Fenerbahçe'nin yeniden dirilişi tartışılırken, bu hayat ışığını yeniden takıma veren gücün Başkan Aziz Yıldırım olduğu tartışılmaz. Nasıl ki, takımın yerlerde sürünür hale gelmesinin nedeni Başkan'ın seçimi ve yanlışlarıysa, bugün zirveye tekrar oturması da tek başına onun eseridir. Yani kendi yıktı, kendi yaptı. Kronoloji Gençlerbirliği beraberliği sonrasında başlar.
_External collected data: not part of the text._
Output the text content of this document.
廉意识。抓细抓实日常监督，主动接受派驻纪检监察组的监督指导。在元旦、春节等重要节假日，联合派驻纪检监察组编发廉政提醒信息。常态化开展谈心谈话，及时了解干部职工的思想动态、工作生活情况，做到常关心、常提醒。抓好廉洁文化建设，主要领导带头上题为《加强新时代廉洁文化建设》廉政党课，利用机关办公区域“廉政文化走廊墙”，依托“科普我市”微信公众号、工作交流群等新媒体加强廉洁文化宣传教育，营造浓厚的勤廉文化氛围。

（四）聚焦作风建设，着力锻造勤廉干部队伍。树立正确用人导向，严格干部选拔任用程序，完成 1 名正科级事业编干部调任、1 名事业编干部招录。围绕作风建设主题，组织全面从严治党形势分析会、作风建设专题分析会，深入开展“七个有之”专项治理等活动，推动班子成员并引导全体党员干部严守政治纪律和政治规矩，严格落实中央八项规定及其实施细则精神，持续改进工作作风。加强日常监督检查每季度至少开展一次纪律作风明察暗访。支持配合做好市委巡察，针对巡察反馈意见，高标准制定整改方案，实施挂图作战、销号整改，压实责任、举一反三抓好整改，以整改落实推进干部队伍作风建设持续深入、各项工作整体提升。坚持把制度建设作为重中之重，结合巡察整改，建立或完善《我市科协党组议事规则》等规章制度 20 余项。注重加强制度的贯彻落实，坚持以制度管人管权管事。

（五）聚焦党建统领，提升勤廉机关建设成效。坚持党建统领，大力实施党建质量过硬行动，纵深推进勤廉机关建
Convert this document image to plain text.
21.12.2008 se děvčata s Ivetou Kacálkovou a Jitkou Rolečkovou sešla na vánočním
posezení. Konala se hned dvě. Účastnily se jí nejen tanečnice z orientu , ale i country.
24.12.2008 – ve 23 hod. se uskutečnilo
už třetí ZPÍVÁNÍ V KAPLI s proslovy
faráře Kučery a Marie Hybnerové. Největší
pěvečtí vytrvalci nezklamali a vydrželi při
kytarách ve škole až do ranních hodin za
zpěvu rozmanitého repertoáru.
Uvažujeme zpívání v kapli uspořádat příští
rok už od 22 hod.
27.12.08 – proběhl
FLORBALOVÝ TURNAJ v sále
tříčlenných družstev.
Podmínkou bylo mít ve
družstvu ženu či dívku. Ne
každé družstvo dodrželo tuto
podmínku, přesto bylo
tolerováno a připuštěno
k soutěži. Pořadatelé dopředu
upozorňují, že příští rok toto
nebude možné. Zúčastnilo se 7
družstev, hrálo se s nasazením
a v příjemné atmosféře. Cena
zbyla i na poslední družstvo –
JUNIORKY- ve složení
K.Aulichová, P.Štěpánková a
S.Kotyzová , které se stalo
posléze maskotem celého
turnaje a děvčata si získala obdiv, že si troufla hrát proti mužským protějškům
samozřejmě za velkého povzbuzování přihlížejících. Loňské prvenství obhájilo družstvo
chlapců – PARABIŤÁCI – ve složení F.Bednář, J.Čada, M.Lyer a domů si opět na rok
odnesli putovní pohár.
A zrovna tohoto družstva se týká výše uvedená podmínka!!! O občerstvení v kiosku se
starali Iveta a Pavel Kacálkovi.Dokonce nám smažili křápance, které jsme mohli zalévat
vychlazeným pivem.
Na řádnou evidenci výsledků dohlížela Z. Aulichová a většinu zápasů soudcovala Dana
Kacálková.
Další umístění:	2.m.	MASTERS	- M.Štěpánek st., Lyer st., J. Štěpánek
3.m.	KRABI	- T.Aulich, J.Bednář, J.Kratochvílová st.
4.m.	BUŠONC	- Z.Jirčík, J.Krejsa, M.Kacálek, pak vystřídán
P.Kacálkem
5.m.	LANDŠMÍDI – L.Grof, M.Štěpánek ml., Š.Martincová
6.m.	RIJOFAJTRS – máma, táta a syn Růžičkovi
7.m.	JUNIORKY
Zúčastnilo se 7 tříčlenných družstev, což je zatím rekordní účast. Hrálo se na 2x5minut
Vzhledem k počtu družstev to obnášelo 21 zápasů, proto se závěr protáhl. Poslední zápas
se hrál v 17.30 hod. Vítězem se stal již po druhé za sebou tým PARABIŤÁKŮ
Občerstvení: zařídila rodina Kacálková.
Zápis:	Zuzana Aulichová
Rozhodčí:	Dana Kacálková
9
Gaziantep ve Galatasaray maçları birden bire final haline dönerken, Fenerbahçe taraftarı ve camiası üç şampiyonluk sözü veren, ama bunların arkasında duramayan Aziz Yıldırım'ın "yeterliliğini" ciddi şekilde sorgulamaya başladı. İşte o dakika, işin başa düştüğünü anlayan Aziz Başkan, Samandıra Darbesi'ni gerçekleştirdi. Takımı topladı. "Burası çiftliğe dönmüş. Öyle değil mi Aykut Kocaman" diyerek, Sportif Direktör'ü devreden çıkardı. Futbolcuları toplayarak Güiza'yı işaret etti ve "Hepiniz faturayı buna kesiyorsunuz. İşin kolayını bulmuşsunuz. Güiza günah keçisi değil, bu takımda da olacak" çıkışını yaptı. Daum'a, "Sen bu takımı iyi çalıştır, gerisini bana bırak" diyerek, taktik toplantılar ve takım tertibi konusunda yeniden söz sahibi oldu. Samandıra'ya tam gün yasasını getirdi. Buna itiraz edenler çıktı. Daum, "Bana değil, Başkan'a anlatın derdinizi. Burada patron o" diyerek kimseye alternatif bırakmadı. 'Tatlı Hayat'ın bitmesiyle birlikte, yeniden futbola dönüş ve konsantrasyon dönemi başladı. Çünkü Aziz Yıldırım pabucun pahalı olduğunu, başarısızlığın faturasını da direkt olarak oyunculara keseceğini net bir şekilde açıkladı. Her gün antrenmanlara gitmeye başladı. Kaçaklar kesildi, çalışma ciddiyeti geldi, performans arttı.
'KOCAMAN' GÖNÜL ALDI
Bu dönemde Aykut Kocaman'ın da gönlünü bir doğum günü partisiyle ve onu kendi koltuğuna oturtarak aldı. Daum ile arasındaki gerginliğin azalmasını, yetki kargaşasının bitmesini sağladı. Taraftarın azalan desteğini, bilet fiyatlarını 22 liraya çekerek ve son Kasımpaşa maçında taraftarı finanse ederek tekrar geri döndürdü. Herkesi şampiyonluk yarışının içine, iddialı şekilde soktu. Aziz Yıldırım'ın başkanlık kadar teknik direktörlükten de keyif aldığını çok yazdık. Gençlerbirliği maçında cezalı Alex'in yerinde Mehmet Topuz'un, onun önünde de "Kayseri'de böyle oynuyorlardı" denilerek; Güiza'nın yerine Gökhan Ünal'ın oynatılması tavsiyesinin de sahibi olduğunu duyduk. Gerçi Fenerbahçe maçı pozisyonsuz bitirmişti. Sonuçta, bundan önce veya sonra; iyinin de kötünün de sahibi Aziz Yıldırım'dır. Gerisi teferruattır.